Good morning Iditarodians ... it's been an interesting race so far, right? Although no big surprises, either in the field or with the trail. Most of the leaders have now taken or are now taking their "24" - the 24-hour rest they must take somewhere along the route - and that signals the start of the real race.
[right: Martin Buser's lead dog Fiddle takes a well deserved rest]
Defending champion Dallas Seavey was leading the race by a pretty wide margin, and mushed all the way to Cripple before taking his 24. His father Mitch, himself a four-time champion, opted for the book move and took his in Takotna. Other leaders are or were resting in McGrath. And another ex-champion Jeff King looks like he's headed through Cripple, and going all the way to Ruby before resting his team. Different strategies ... which one will win?
I'm loving my little Iditaflow tracker, it makes visualizing and pondering all these permutations much easier. If you haven't already, please check it out. (And for those of you who have, thanks for the nice feedback :) I'm pondering a change to analyze rest/run cycles, and maybe even project when a musher would reach Nome. Stay tuned!
[left: Iditaflow on 3/10/16 at 7:30 AKST... please click to enbiggen!]
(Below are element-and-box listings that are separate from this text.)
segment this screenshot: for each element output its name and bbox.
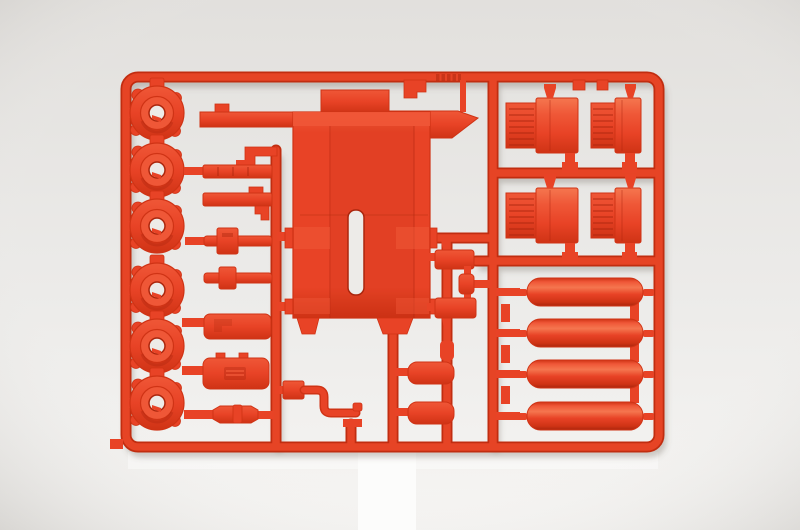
tie-bar-2 — [203, 193, 272, 206]
plate-slot — [348, 210, 364, 295]
pad-part-2 — [408, 402, 454, 424]
air-tank-4 — [517, 402, 654, 430]
air-tank-1 — [517, 278, 654, 306]
sprue-photo-canvas — [0, 0, 800, 530]
corner-flash — [110, 439, 123, 449]
plate-left-flange — [200, 112, 294, 127]
wing-gate — [460, 80, 466, 112]
plate-top-tab — [321, 90, 389, 113]
tie-bar-1 — [203, 165, 272, 178]
white-strip — [358, 447, 416, 530]
runner-tab-2 — [597, 80, 608, 90]
runner-tab-1 — [573, 80, 585, 90]
air-tank-2 — [517, 319, 654, 347]
plate-foot-right — [377, 318, 413, 334]
axle-part-2 — [204, 273, 272, 283]
pad-part-1 — [408, 362, 454, 384]
photo-plastic-sprue — [0, 0, 800, 530]
block-part-2 — [435, 298, 476, 318]
clamp-part — [459, 274, 474, 294]
air-tank-3 — [517, 360, 654, 388]
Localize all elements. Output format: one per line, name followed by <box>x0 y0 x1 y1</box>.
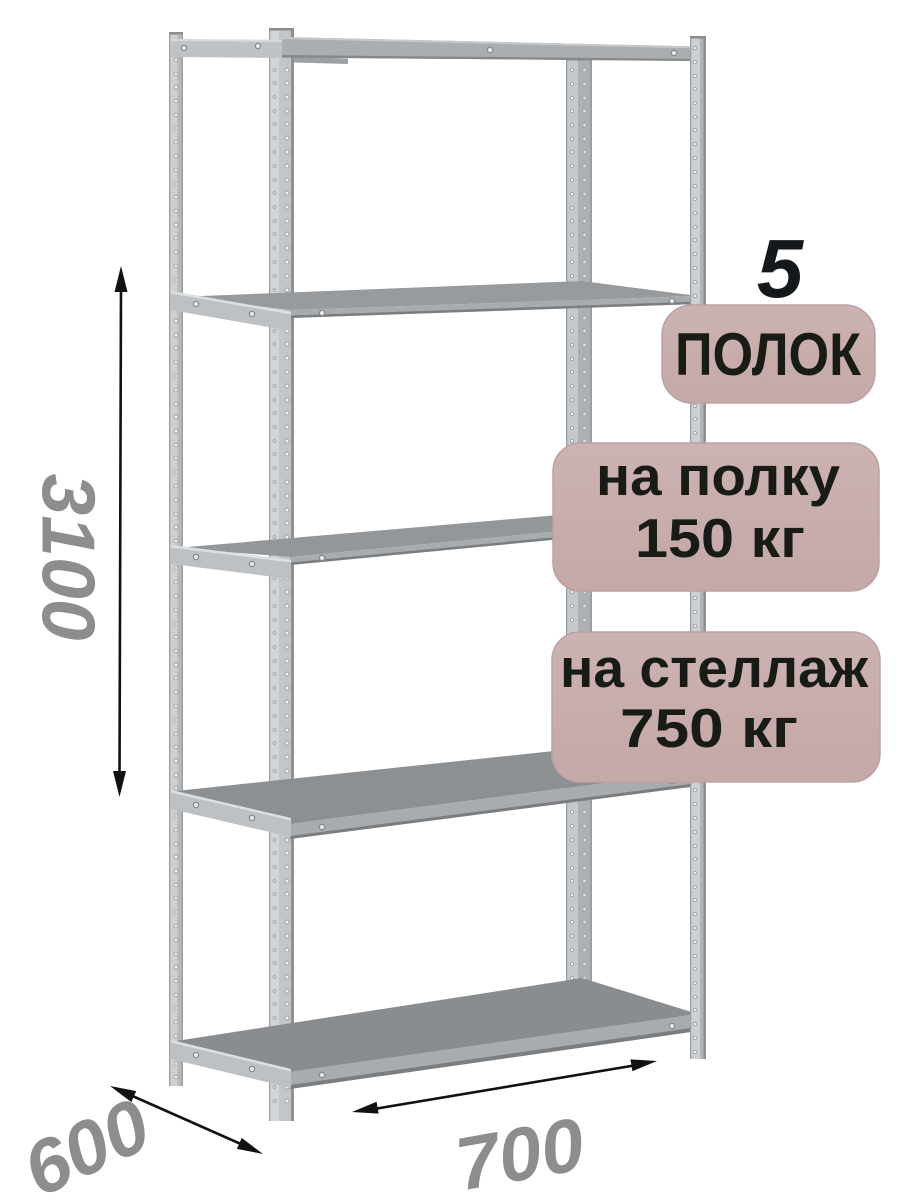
svg-text:150 кг: 150 кг <box>635 507 805 569</box>
svg-text:на стеллаж: на стеллаж <box>560 637 869 699</box>
svg-text:5: 5 <box>757 222 805 315</box>
svg-text:3100: 3100 <box>27 474 111 641</box>
svg-text:750 кг: 750 кг <box>620 697 798 759</box>
svg-text:ПОЛОК: ПОЛОК <box>675 321 861 388</box>
svg-text:на полку: на полку <box>596 445 840 507</box>
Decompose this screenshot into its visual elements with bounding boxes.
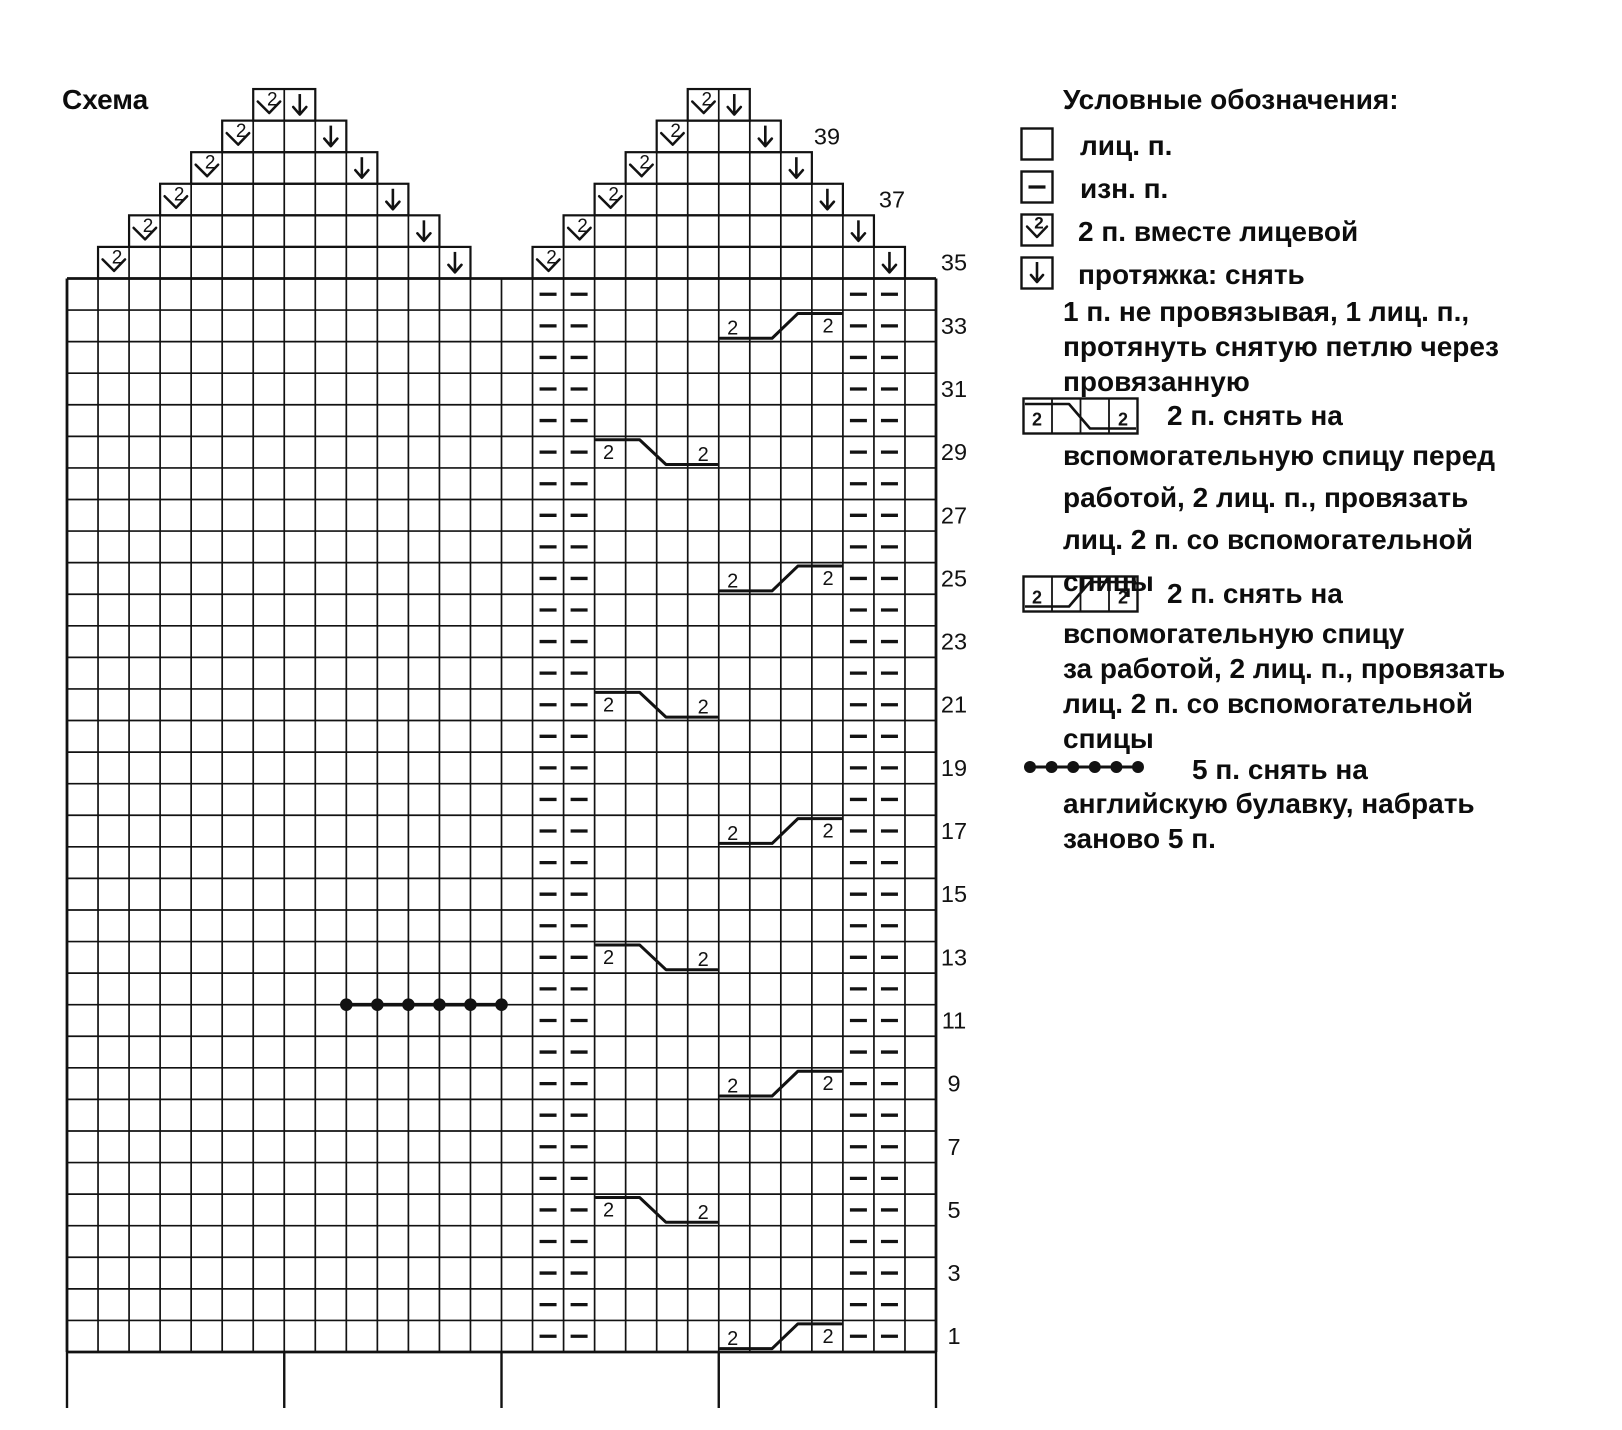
row-label: 7 [947, 1134, 960, 1160]
legend-text: вспомогательную спицу перед [1063, 441, 1495, 470]
cable-count: 2 [822, 315, 833, 337]
legend-text: лиц. п. [1080, 131, 1172, 160]
legend-text: 2 п. снять на [1167, 579, 1343, 608]
row-label: 15 [941, 881, 967, 907]
row-label: 21 [941, 692, 967, 718]
cable-back-icon: 2 2 [1022, 575, 1139, 613]
legend-text: работой, 2 лиц. п., провязать [1063, 483, 1468, 512]
row-label: 11 [942, 1007, 966, 1033]
legend-title: Условные обозначения: [1063, 84, 1399, 116]
legend-text: изн. п. [1080, 174, 1168, 203]
legend-text: заново 5 п. [1063, 824, 1216, 853]
legend-text: протяжка: снять [1078, 260, 1305, 289]
row-label: 27 [941, 502, 967, 528]
row-label: 19 [941, 755, 967, 781]
cable-front-icon: 2 2 [1022, 397, 1139, 435]
left-triangle: 222222 [98, 89, 470, 278]
knitting-pattern-page: Схема 2222222222222222222222222222223937… [0, 0, 1622, 1430]
legend-text: 5 п. снять на [1192, 755, 1368, 784]
legend-text: провязанную [1063, 367, 1250, 396]
svg-text:2: 2 [1118, 588, 1128, 608]
svg-text:2: 2 [1118, 410, 1128, 430]
legend-text: 2 п. снять на [1167, 401, 1343, 430]
cable-count: 2 [727, 1076, 738, 1098]
svg-text:2: 2 [1032, 588, 1042, 608]
cable-count: 2 [727, 1328, 738, 1350]
row-label: 29 [941, 439, 967, 465]
row-label: 35 [941, 250, 967, 276]
row-label: 31 [941, 376, 967, 402]
svg-text:2: 2 [1032, 410, 1042, 430]
cable-count: 2 [822, 568, 833, 590]
safety-pin-marker [340, 998, 508, 1011]
legend-text: лиц. 2 п. со вспомогательной [1063, 689, 1473, 718]
legend-text: протянуть снятую петлю через [1063, 332, 1499, 361]
legend-text: спицы [1063, 724, 1154, 753]
row-label: 25 [941, 565, 967, 591]
cable-count: 2 [698, 444, 709, 466]
cable-count: 2 [727, 823, 738, 845]
row-label: 37 [879, 187, 905, 213]
svg-text:2: 2 [1034, 214, 1043, 233]
k2tog-square-icon: 2 [1020, 213, 1054, 247]
cable-count: 2 [822, 821, 833, 843]
cable-count: 2 [603, 694, 614, 716]
repeat-ticks [67, 1352, 936, 1408]
cable-count: 2 [603, 1200, 614, 1222]
legend-text: 2 п. вместе лицевой [1078, 217, 1358, 246]
row-label: 23 [941, 629, 967, 655]
legend-text: лиц. 2 п. со вспомогательной [1063, 525, 1473, 554]
main-grid [67, 278, 936, 1352]
row-label: 3 [947, 1260, 960, 1286]
cable-count: 2 [698, 697, 709, 719]
row-label: 17 [941, 818, 967, 844]
cable-count: 2 [603, 442, 614, 464]
safety-pin-dots-icon [1022, 755, 1146, 779]
legend-text: вспомогательную спицу [1063, 619, 1404, 648]
row-label: 13 [941, 944, 967, 970]
cable-count: 2 [698, 1202, 709, 1224]
row-label: 33 [941, 313, 967, 339]
row-label: 39 [814, 123, 840, 149]
row-label: 9 [947, 1071, 960, 1097]
knit-square-icon [1020, 127, 1054, 161]
cable-count: 2 [603, 947, 614, 969]
right-triangle: 222222 [533, 89, 905, 278]
legend-text: английскую булавку, набрать [1063, 789, 1475, 818]
legend-text: 1 п. не провязывая, 1 лиц. п., [1063, 297, 1469, 326]
knitting-chart: 2222222222222222222222222222223937353331… [0, 0, 1000, 1430]
row-label: 1 [947, 1323, 960, 1349]
cable-count: 2 [698, 949, 709, 971]
slip-arrow-square-icon [1020, 256, 1054, 290]
cable-count: 2 [822, 1326, 833, 1348]
cable-count: 2 [822, 1073, 833, 1095]
legend-text: за работой, 2 лиц. п., провязать [1063, 654, 1505, 683]
cable-count: 2 [727, 570, 738, 592]
cable-count: 2 [727, 318, 738, 340]
row-label: 5 [947, 1197, 960, 1223]
purl-square-icon [1020, 170, 1054, 204]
Meanwhile here are some more great pictures from the trail, courtesy of erstwhile mushing champion and now official Iditarod blogger Sebastian Schnuelle...
Here's an interesting analysis of the runtime and rest schedules of the leading mushers so far. By carrying dogs and allowing them to rest, teams can run further and rest less, but their speed will be less, too.
[right: Mitch Seavey's sled, showing the "caboose" where dogs can rest while the team continues running.]
Welcome to McGrath! I love this poster... to the small villages along the Iditarod route this race is a big deal, and in fact it's a big deal all throughout Alaska too.
Here's a great shot of my favorite (and many others') DeeDee Jonrowe, flying along the team with her team in their signature pink. DeeDee isn't quite up with the leaders this year - currently, she's in about 45th place - but let's hope she makes a late surge and moves up.
The race isn't even halfway yet and it's hard to judge positions; a well rested team can make up a lot of ground on a tired team along the ice at the end.
Here's Kelly Maixner's team, coming into Ophir; Kelly is always a strong contender but looks especially good this year.
He has a more traditional sled setup and runs a more traditional rest/run schedule, but it's working just fine so far. There's a reason the conventional wisdom is called wisdom :)
And here's a beautiful shot of Brent Sass and his team, flying into Cripple. The dark coats and lime green booties are an especially effective combination in the dusk, don't you think? Brent was tapped to be among the contenders this year and he his, posting some of the fastest point-to-point times.
Here's a shot of the race situation as of this morning. You can see Jeff King way out ahead, having bypassed McGrath, Takotna, Ophir, and Cripple; he's obviously planning to run all the way to Ruby and take his 24 there. Meanwhile Dallas Seavey is in the middle of his 24 at Cripple, and there's a big pile of mushers at Ophir too. Onward!